Uno studio internazionale su 34 popolazioni evidenzia che l’obesità è legata soprattutto alla qualità del cibo e alla diffusione degli alimenti ultra processati, più che alla sedentarietà.
L’obesità viene spesso associata a uno stile di vita comodo, poca attività fisica e abbondanza di cibo. Ma un’ampia ricerca internazionale condotta dalla Duke University di Durham, North Carolina, ribalta questa convinzione, spostando l’attenzione dalla sedentarietà alla qualità dell’alimentazione. I dati raccolti su 4.200 adulti di età compresa tra 18 e 60 anni, appartenenti a 34 comunità distribuite nei sei continenti, mostrano che la diminuzione del movimento incide solo marginalmente sull’aumento del peso corporeo, mentre la presenza crescente di alimenti ultra processati nelle diete gioca un ruolo determinante.
Dalle comunità tradizionali alle metropoli industrializzate
Il gruppo di ricerca ha esaminato popolazioni con stili di vita radicalmente diversi: cacciatori-raccoglitori, pastori, agricoltori e abitanti di grandi città industrializzate. I parametri analizzati comprendevano indice di massa corporea e dispendio energetico quotidiano, messi in relazione con i consumi alimentari e i dati economici dei rispettivi Paesi, valutati anche attraverso l’United Nations Human Development Index (HDI).

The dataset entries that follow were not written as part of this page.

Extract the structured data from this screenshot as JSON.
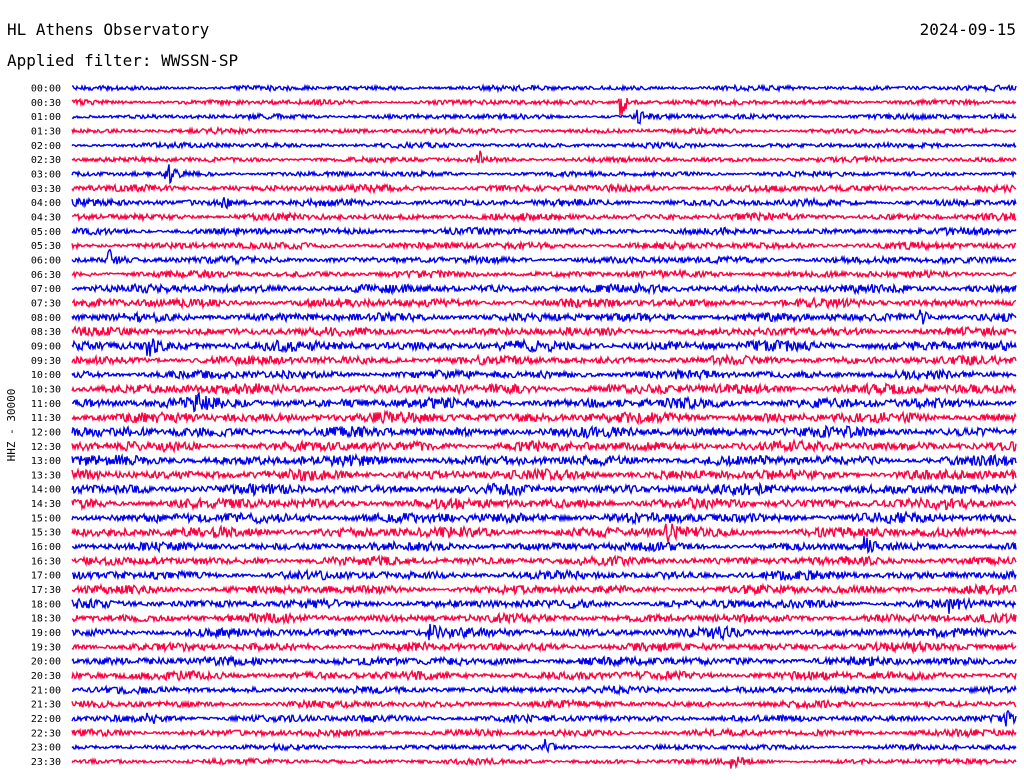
{
  "header": {
    "station": "HL Athens Observatory",
    "date": "2024-09-15",
    "filter": "Applied filter: WWSSN-SP"
  },
  "chart_data": {
    "type": "line",
    "ylabel": "HHZ - 30000",
    "tick_labels": [
      "00:00",
      "00:30",
      "01:00",
      "01:30",
      "02:00",
      "02:30",
      "03:00",
      "03:30",
      "04:00",
      "04:30",
      "05:00",
      "05:30",
      "06:00",
      "06:30",
      "07:00",
      "07:30",
      "08:00",
      "08:30",
      "09:00",
      "09:30",
      "10:00",
      "10:30",
      "11:00",
      "11:30",
      "12:00",
      "12:30",
      "13:00",
      "13:30",
      "14:00",
      "14:30",
      "15:00",
      "15:30",
      "16:00",
      "16:30",
      "17:00",
      "17:30",
      "18:00",
      "18:30",
      "19:00",
      "19:30",
      "20:00",
      "20:30",
      "21:00",
      "21:30",
      "22:00",
      "22:30",
      "23:00",
      "23:30"
    ],
    "colors": [
      "#0000ee",
      "#ff0040"
    ],
    "noise_level": [
      3,
      3,
      3,
      3,
      3,
      3,
      3,
      4,
      4,
      4,
      4,
      4,
      4,
      4,
      5,
      5,
      5,
      5,
      6,
      5,
      5,
      6,
      6,
      6,
      6,
      6,
      6,
      6,
      6,
      6,
      6,
      6,
      5,
      5,
      5,
      5,
      5,
      5,
      5,
      5,
      5,
      5,
      4,
      4,
      4,
      4,
      3,
      3
    ],
    "events": [
      {
        "trace": "00:30",
        "x": 0.58,
        "amp": 16
      },
      {
        "trace": "01:00",
        "x": 0.6,
        "amp": 7
      },
      {
        "trace": "02:30",
        "x": 0.43,
        "amp": 10
      },
      {
        "trace": "03:00",
        "x": 0.1,
        "amp": 11
      },
      {
        "trace": "04:00",
        "x": 0.16,
        "amp": 6
      },
      {
        "trace": "06:00",
        "x": 0.04,
        "amp": 8
      },
      {
        "trace": "08:00",
        "x": 0.9,
        "amp": 7
      },
      {
        "trace": "09:00",
        "x": 0.08,
        "amp": 10
      },
      {
        "trace": "11:00",
        "x": 0.13,
        "amp": 8
      },
      {
        "trace": "15:30",
        "x": 0.63,
        "amp": 10
      },
      {
        "trace": "16:00",
        "x": 0.84,
        "amp": 7
      },
      {
        "trace": "18:00",
        "x": 0.93,
        "amp": 7
      },
      {
        "trace": "19:00",
        "x": 0.38,
        "amp": 7
      },
      {
        "trace": "19:00",
        "x": 0.68,
        "amp": 8
      },
      {
        "trace": "22:00",
        "x": 0.08,
        "amp": 6
      },
      {
        "trace": "22:00",
        "x": 0.99,
        "amp": 6
      },
      {
        "trace": "23:00",
        "x": 0.5,
        "amp": 7
      },
      {
        "trace": "23:30",
        "x": 0.7,
        "amp": 6
      }
    ]
  }
}
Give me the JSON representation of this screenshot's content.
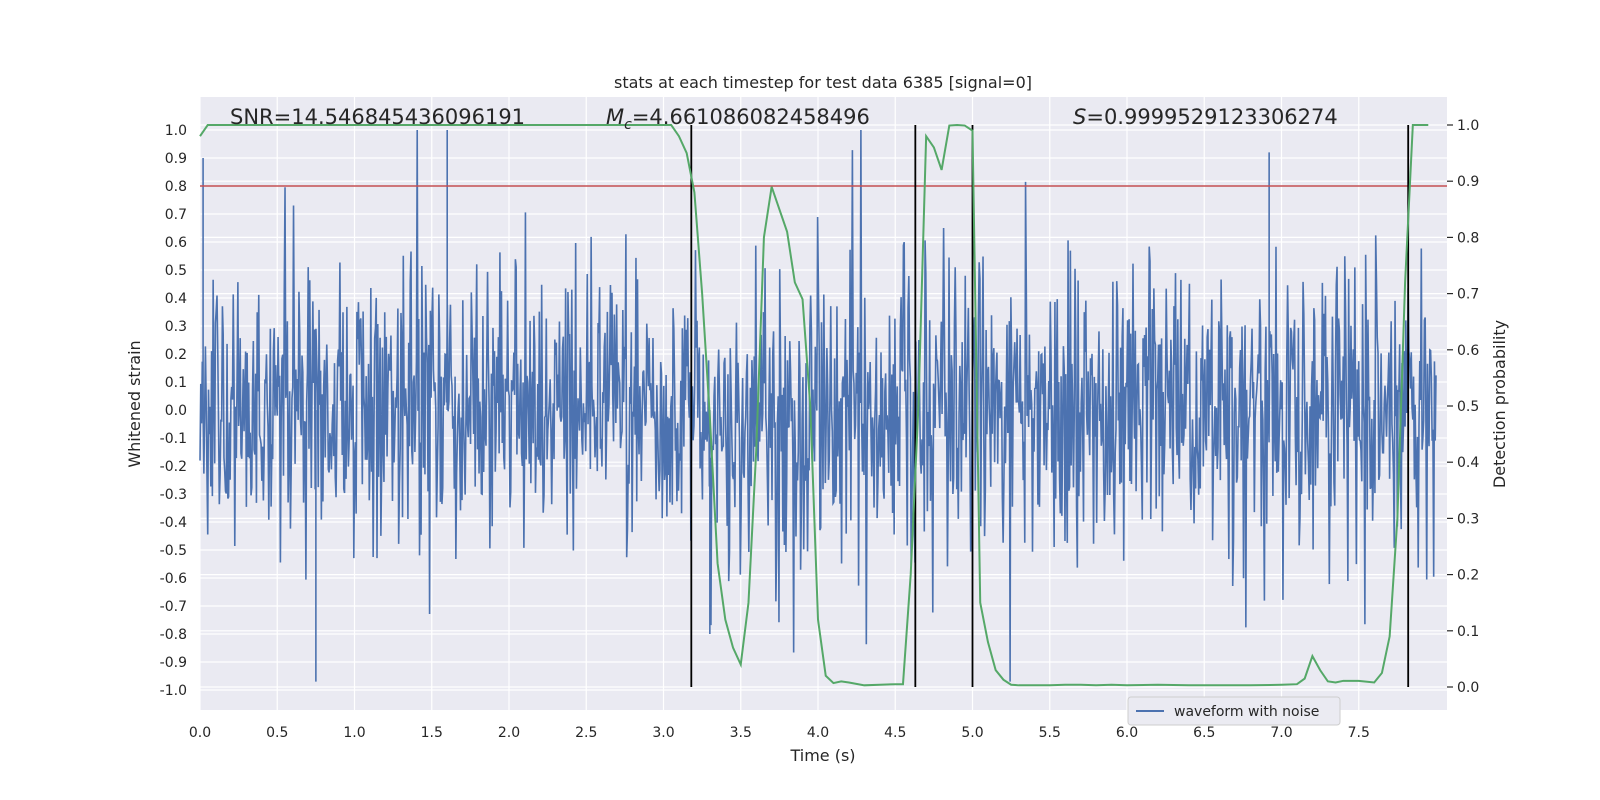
{
  "chart_data": {
    "type": "line",
    "title": "stats at each timestep for test data 6385 [signal=0]",
    "xlabel": "Time (s)",
    "ylabel_left": "Whitened strain",
    "ylabel_right": "Detection probability",
    "xlim": [
      0,
      8.0
    ],
    "ylim_left": [
      -1.05,
      1.05
    ],
    "ylim_right": [
      -0.05,
      1.0
    ],
    "x_ticks": [
      "0.0",
      "0.5",
      "1.0",
      "1.5",
      "2.0",
      "2.5",
      "3.0",
      "3.5",
      "4.0",
      "4.5",
      "5.0",
      "5.5",
      "6.0",
      "6.5",
      "7.0",
      "7.5"
    ],
    "left_ticks": [
      "1.0",
      "0.9",
      "0.8",
      "0.7",
      "0.6",
      "0.5",
      "0.4",
      "0.3",
      "0.2",
      "0.1",
      "0.0",
      "-0.1",
      "-0.2",
      "-0.3",
      "-0.4",
      "-0.5",
      "-0.6",
      "-0.7",
      "-0.8",
      "-0.9",
      "-1.0"
    ],
    "right_ticks": [
      "1.0",
      "0.9",
      "0.8",
      "0.7",
      "0.6",
      "0.5",
      "0.4",
      "0.3",
      "0.2",
      "0.1",
      "0.0"
    ],
    "annotations": {
      "snr": "SNR=14.546845436096191",
      "mc_symbol": "M",
      "mc_sub": "c",
      "mc_value": "=4.661086082458496",
      "s_symbol": "S",
      "s_value": "=0.9999529123306274"
    },
    "threshold": 0.8,
    "vertical_lines": [
      3.18,
      4.63,
      5.0,
      7.82
    ],
    "legend": {
      "label": "waveform with noise",
      "location": "lower right"
    },
    "waveform": {
      "name": "waveform with noise",
      "color": "#4c72b0",
      "n_samples": 1600,
      "typical_amplitude": 0.45,
      "peak_amplitude": 1.0
    },
    "probability": {
      "name": "detection probability",
      "color": "#55a868",
      "x": [
        0.0,
        0.05,
        0.1,
        0.5,
        1.0,
        1.5,
        2.0,
        2.5,
        3.0,
        3.05,
        3.1,
        3.15,
        3.2,
        3.25,
        3.3,
        3.35,
        3.4,
        3.45,
        3.5,
        3.55,
        3.6,
        3.65,
        3.7,
        3.75,
        3.8,
        3.85,
        3.9,
        3.95,
        4.0,
        4.05,
        4.1,
        4.15,
        4.2,
        4.3,
        4.4,
        4.5,
        4.55,
        4.6,
        4.65,
        4.7,
        4.75,
        4.8,
        4.85,
        4.9,
        4.95,
        5.0,
        5.05,
        5.1,
        5.15,
        5.2,
        5.25,
        5.3,
        5.4,
        5.5,
        5.6,
        5.7,
        5.8,
        5.9,
        6.0,
        6.2,
        6.4,
        6.6,
        6.8,
        7.0,
        7.1,
        7.15,
        7.2,
        7.25,
        7.3,
        7.35,
        7.4,
        7.5,
        7.6,
        7.65,
        7.7,
        7.75,
        7.8,
        7.85,
        7.9,
        7.95
      ],
      "y": [
        0.98,
        1.0,
        1.0,
        1.0,
        1.0,
        1.0,
        1.0,
        1.0,
        1.0,
        1.0,
        0.98,
        0.95,
        0.88,
        0.7,
        0.48,
        0.22,
        0.12,
        0.07,
        0.04,
        0.15,
        0.42,
        0.8,
        0.89,
        0.85,
        0.81,
        0.72,
        0.69,
        0.5,
        0.12,
        0.02,
        0.007,
        0.01,
        0.008,
        0.003,
        0.004,
        0.005,
        0.005,
        0.2,
        0.5,
        0.98,
        0.96,
        0.92,
        0.999,
        1.0,
        0.999,
        0.99,
        0.15,
        0.08,
        0.03,
        0.013,
        0.004,
        0.003,
        0.003,
        0.003,
        0.004,
        0.004,
        0.003,
        0.004,
        0.003,
        0.004,
        0.003,
        0.003,
        0.003,
        0.004,
        0.005,
        0.015,
        0.055,
        0.03,
        0.01,
        0.008,
        0.011,
        0.011,
        0.008,
        0.025,
        0.09,
        0.3,
        0.72,
        1.0,
        1.0,
        1.0
      ]
    }
  }
}
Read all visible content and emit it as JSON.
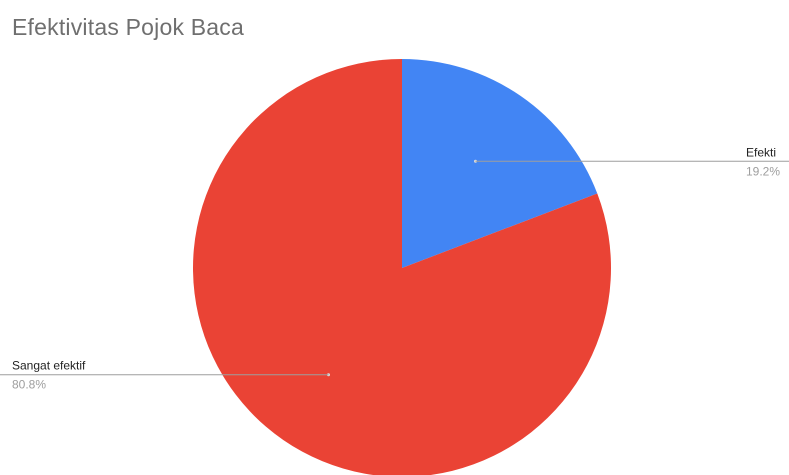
{
  "colors": {
    "background": "#ffffff",
    "slice_efektif": "#4285f4",
    "slice_sangat_efektif": "#ea4335",
    "leader_line": "#9e9e9e"
  },
  "chart_data": {
    "type": "pie",
    "title": "Efektivitas Pojok Baca",
    "start_angle_deg": 0,
    "legend": "none",
    "slices": [
      {
        "label": "Efektif",
        "display_label": "Efekti",
        "value": 19.2,
        "value_label": "19.2%",
        "color": "#4285f4"
      },
      {
        "label": "Sangat efektif",
        "display_label": "Sangat efektif",
        "value": 80.8,
        "value_label": "80.8%",
        "color": "#ea4335"
      }
    ]
  }
}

Contrariamente a quanto suggerito da decenni di pubblicistica, la transizione verso un ambiente più sviluppato non comporta un calo drastico dell’attività fisica. Secondo i dati raccolti, la riduzione media del consumo calorico dovuta alla sedentarietà varia tra il 6% e l’11%, una quota che spiega solo una minima parte dell’aumento di obesità osservato. Gli autori evidenziano che questa riduzione equivale a circa un decimo dell’effetto complessivo sul peso, e in alcuni contesti la correlazione è poco consistente.
Il quadro cambia radicalmente quando si analizza l’alimentazione: nei Paesi più ricchi, l’apporto calorico totale è significativamente più alto, con una quota crescente di cibi ad alta densità energetica e lavorati industrialmente. Gli ultra processati – ricchi di zuccheri, grassi saturi, sale e additivi – diventano un elemento dominante della dieta quotidiana. La correlazione tra il consumo di questi alimenti e l’aumento della massa grassa risulta diretta e proporzionale.
Ultra processati come driver dell’epidemia di obesità
Il rapporto pubblicato su PNAS indica che il vero acceleratore dell’obesità è il cibo stesso, non tanto la riduzione dell’attività fisica. Gli alimenti ultra processati sono caratterizzati da una composizione che stimola l’appetito e favorisce un’assunzione calorica superiore al fabbisogno reale. Questo tipo di dieta, tipico delle economie avanzate, produce un aumento progressivo del grasso corporeo anche in presenza di un dispendio energetico relativamente stabile.

Gli autori sottolineano che l’attività fisica rimane un fattore chiave per la salute generale: migliora la circolazione, rafforza ossa e muscoli, e contribuisce al benessere mentale. Tuttavia, sul fronte della prevenzione dell’obesità, i dati parlano chiaro: la qualità degli alimenti e la percentuale di ultra processati nella dieta hanno un impatto molto più rilevante.
Le conclusioni dello studio impongono una revisione delle strategie di salute pubblica. Campagne focalizzate esclusivamente sull’aumento dell’attività fisica rischiano di essere inefficaci se non accompagnate da interventi mirati a ridurre la disponibilità e il consumo di cibi altamente trasformati. La sfida, secondo i ricercatori, è ripensare il modello alimentare nelle società avanzate, dove la disponibilità di calorie a basso costo ha superato di gran lunga le necessità energetiche medie.
In sintesi, i risultati confermano che l’obesità è una questione legata soprattutto a come e cosa si mangia. In un mondo in cui l’accesso al cibo è sempre più mediato dall’industria alimentare, la chiave per arginare questa epidemia non risiede solo nel muoversi di più, ma nel cambiare radicalmente ciò che si porta in tavola.